Look out bulls September is the worst month for returns

Chris Weston
Head of Research
31 Aug 2021
With month-end behind us, we close out August with the S&P500 +2.9% - its 7th consecutive monthly gain and the 3rd with returns over 2%.

This run of form perhaps overshadowed by the ASX200 which has closed higher for an 11th straight month.

We head into September with an air of cautious optimism – no one would be shocked to see the start of a 5% to 10% pullback and everyone is asking the question, but few are positioned for it. One questions if the market could even talk itself into it. Seasonality is one of those mystical forces people talk about from time to time. For me, it’s something to consider as part of a framework (but not in isolation), especially where in the past 15 years September is the worst month of any month for US stock market returns.

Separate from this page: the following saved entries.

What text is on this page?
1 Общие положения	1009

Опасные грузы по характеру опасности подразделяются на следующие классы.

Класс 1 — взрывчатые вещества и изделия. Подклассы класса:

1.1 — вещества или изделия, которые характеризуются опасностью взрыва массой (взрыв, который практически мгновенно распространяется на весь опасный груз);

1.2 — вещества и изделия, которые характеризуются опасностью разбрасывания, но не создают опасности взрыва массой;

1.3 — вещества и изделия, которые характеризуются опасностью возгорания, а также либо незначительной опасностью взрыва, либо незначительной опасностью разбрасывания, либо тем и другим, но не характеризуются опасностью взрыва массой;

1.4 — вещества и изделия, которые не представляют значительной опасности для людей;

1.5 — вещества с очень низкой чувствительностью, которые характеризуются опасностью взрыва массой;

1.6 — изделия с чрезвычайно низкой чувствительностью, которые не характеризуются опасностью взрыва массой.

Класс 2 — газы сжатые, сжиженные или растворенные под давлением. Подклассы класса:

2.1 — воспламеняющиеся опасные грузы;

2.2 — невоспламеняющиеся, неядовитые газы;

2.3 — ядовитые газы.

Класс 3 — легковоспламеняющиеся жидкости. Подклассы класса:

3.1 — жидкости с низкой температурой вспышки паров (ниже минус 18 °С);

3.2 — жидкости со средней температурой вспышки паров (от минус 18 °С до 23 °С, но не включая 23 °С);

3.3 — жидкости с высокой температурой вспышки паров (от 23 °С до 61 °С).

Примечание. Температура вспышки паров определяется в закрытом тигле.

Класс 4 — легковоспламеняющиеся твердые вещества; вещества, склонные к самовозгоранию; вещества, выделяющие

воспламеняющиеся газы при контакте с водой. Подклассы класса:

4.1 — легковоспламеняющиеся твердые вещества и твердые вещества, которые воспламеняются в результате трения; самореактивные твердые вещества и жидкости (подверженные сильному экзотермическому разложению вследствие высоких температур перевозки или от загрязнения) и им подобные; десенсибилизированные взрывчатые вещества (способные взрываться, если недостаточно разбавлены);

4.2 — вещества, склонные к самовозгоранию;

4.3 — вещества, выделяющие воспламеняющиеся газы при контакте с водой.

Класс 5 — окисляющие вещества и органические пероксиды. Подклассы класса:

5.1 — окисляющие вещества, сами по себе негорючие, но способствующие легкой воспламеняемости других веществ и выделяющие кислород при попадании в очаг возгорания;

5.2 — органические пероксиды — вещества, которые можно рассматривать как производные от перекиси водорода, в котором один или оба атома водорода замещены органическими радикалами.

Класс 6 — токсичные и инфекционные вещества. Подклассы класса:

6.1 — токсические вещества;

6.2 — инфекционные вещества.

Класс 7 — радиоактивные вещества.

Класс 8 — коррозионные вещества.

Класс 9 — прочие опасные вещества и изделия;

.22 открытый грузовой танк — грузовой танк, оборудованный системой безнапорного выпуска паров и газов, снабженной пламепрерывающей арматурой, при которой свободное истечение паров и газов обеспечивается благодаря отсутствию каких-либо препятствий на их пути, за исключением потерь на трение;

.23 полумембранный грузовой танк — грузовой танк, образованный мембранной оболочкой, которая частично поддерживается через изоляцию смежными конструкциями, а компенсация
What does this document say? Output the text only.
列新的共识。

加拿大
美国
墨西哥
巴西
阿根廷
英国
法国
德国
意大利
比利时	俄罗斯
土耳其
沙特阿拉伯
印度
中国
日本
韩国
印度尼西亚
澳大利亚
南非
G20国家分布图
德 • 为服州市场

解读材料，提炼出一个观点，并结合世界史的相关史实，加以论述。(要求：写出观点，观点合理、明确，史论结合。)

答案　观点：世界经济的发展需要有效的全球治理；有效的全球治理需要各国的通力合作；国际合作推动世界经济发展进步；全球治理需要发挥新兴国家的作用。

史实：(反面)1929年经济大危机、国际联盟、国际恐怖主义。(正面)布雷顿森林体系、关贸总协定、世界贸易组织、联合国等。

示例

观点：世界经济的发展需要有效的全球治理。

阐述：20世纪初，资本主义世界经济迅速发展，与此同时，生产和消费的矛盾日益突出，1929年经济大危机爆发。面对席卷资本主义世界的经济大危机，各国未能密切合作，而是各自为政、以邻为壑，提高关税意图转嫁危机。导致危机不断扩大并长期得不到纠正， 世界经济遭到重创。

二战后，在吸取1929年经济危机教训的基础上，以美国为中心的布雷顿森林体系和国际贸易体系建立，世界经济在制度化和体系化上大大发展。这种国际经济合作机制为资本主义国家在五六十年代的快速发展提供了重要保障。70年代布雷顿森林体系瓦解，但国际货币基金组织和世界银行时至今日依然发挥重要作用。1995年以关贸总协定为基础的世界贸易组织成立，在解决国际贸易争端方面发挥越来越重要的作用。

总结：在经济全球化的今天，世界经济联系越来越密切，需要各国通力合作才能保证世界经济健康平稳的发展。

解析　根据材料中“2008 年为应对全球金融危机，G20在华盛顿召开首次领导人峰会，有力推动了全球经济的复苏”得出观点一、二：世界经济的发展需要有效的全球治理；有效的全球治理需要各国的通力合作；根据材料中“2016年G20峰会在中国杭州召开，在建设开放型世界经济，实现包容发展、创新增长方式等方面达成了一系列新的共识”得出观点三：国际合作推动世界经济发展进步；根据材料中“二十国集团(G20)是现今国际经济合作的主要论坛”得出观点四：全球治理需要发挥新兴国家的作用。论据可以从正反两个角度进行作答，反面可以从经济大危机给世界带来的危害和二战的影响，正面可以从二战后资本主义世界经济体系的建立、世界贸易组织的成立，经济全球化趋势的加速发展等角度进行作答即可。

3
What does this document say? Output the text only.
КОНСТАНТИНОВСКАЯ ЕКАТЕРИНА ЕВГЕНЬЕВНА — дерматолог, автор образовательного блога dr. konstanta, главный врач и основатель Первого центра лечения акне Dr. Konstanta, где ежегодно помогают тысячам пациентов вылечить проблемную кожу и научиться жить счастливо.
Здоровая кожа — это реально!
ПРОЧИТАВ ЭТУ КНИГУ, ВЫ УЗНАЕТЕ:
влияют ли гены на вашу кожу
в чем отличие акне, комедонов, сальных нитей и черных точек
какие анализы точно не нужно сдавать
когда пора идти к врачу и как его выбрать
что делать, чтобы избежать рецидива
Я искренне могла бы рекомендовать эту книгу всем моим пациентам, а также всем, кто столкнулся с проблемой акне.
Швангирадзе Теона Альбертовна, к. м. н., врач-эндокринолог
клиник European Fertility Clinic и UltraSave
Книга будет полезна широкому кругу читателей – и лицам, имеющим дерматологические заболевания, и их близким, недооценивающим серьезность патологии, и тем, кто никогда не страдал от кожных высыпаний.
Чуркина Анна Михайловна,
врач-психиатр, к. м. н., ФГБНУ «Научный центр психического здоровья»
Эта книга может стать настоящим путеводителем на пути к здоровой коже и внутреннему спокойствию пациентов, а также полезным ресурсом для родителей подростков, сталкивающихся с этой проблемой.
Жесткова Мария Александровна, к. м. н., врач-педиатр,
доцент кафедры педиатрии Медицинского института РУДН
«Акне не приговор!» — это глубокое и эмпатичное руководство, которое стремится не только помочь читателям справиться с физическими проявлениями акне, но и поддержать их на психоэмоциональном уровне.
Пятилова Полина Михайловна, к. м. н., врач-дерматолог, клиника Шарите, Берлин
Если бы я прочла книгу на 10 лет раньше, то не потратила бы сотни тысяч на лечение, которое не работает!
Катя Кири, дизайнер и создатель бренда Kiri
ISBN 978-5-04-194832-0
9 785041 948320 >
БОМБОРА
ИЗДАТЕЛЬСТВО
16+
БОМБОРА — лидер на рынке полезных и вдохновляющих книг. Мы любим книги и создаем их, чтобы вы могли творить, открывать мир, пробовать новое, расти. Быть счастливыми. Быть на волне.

S&P 500 returns over 10 years

31_08_2021_D1.png

We can go back to the late 1920s and look at average returns per week and see that the second half of September has two of the three worst weeks (on average).

With global data rolling over and the much-anticipated August US payrolls and September FOMC meeting coming up (23 Sept) – anything is possible and if seasonality is our guide, then it will pay to stay nimble. As always, be open-minded to direction, follow the tape and look for the signs that increase probability or a quick-fire drawdown.

Watch the S&P 500 for its influence on broad markets

Like many, I look at the S&P500 closely. Not always to trade the index, and at Pepperstone we tend to see more activity in the NAS100 and US30 than the US500 – But aside from being the world’s institutional equity benchmark, the S&P500 guides the Fed, and it is one of the main tools they watch to see if the market agrees with their policy mix. It's clear that the Fed will taper its asset purchase program later this year (my guess in November) and should the S&P500 crater they’ll tell us they plan to increase it again. If the market plods higher and the VIX stay sub-20% and credit spreads don’t widen, then they’ll soldier on – tapering isn’t tightening but it does increase the vulnerabilities.

Moves in the S&P 500 also matters because if equity volatility picks up then it will spill over into higher vol in the FX markets too.

01_09_2021_D2.png

(Source: Tradingview)

The 50-day MA seems important – it has guided the market higher and been the ‘buy the dip’ level throughout 2021, and there is strong uptrend support here too – until this goes and vol spikes then the trend is one’s friend. In fact, the bullish development we saw on Friday was that price broke and close above the rising uptrend resistance. Granted, we’ve seen indecision on the day, in what was a messy tape, but the former trend has been confirmed as support.

Breadth has been mixed, as one would imagine when the index closed -0.1% and cash volumes have been 13% above the 30-day average, so some clear month-end flow going through.

Assessing the warning signs

There is very little at this stage flashing code red – the recent trend since mid-August has been for consumer names to outperform staples. Small caps are outperforming large, higher beta stocks are working vs low volatility names and cyclical's are not giving any glaring reason to be concerned despite the US and global data flow coming in consistently below estimates.

Ratio analysis – warning signs

01_09_2021_D3.png

(Source: Bloomberg)

The NYSE put/call ratio sits at 0.66, which is in line with the 1-year average. 30-day implied volatility (VIX) in the S&P500 trades at 16.48%, near 52-week lows and 30-day realised volatility is eyeing new lows at 8.26% - why buy volatility when it's realising so low! Correlations are towards the 15th percentile of the 12-month range – great for active stock pickers.

We also see that after a positive trend through April to mid-August the CHF and JPY (trade-weighted) have rolled over a touch recently and there are reasons to own these unless there is a risk-off vibe.

All these factors tell me the same thing effectively. That being that the market is not positioned for a 5% correction to come anytime soon. Investors want to be in equity, but they head into quality (cash flow, solid balance sheets and high ROE).

Perhaps seasonality will kick in – but the S& P500 is one market to watch closely and a break of the 50-day MA could be key across asset class.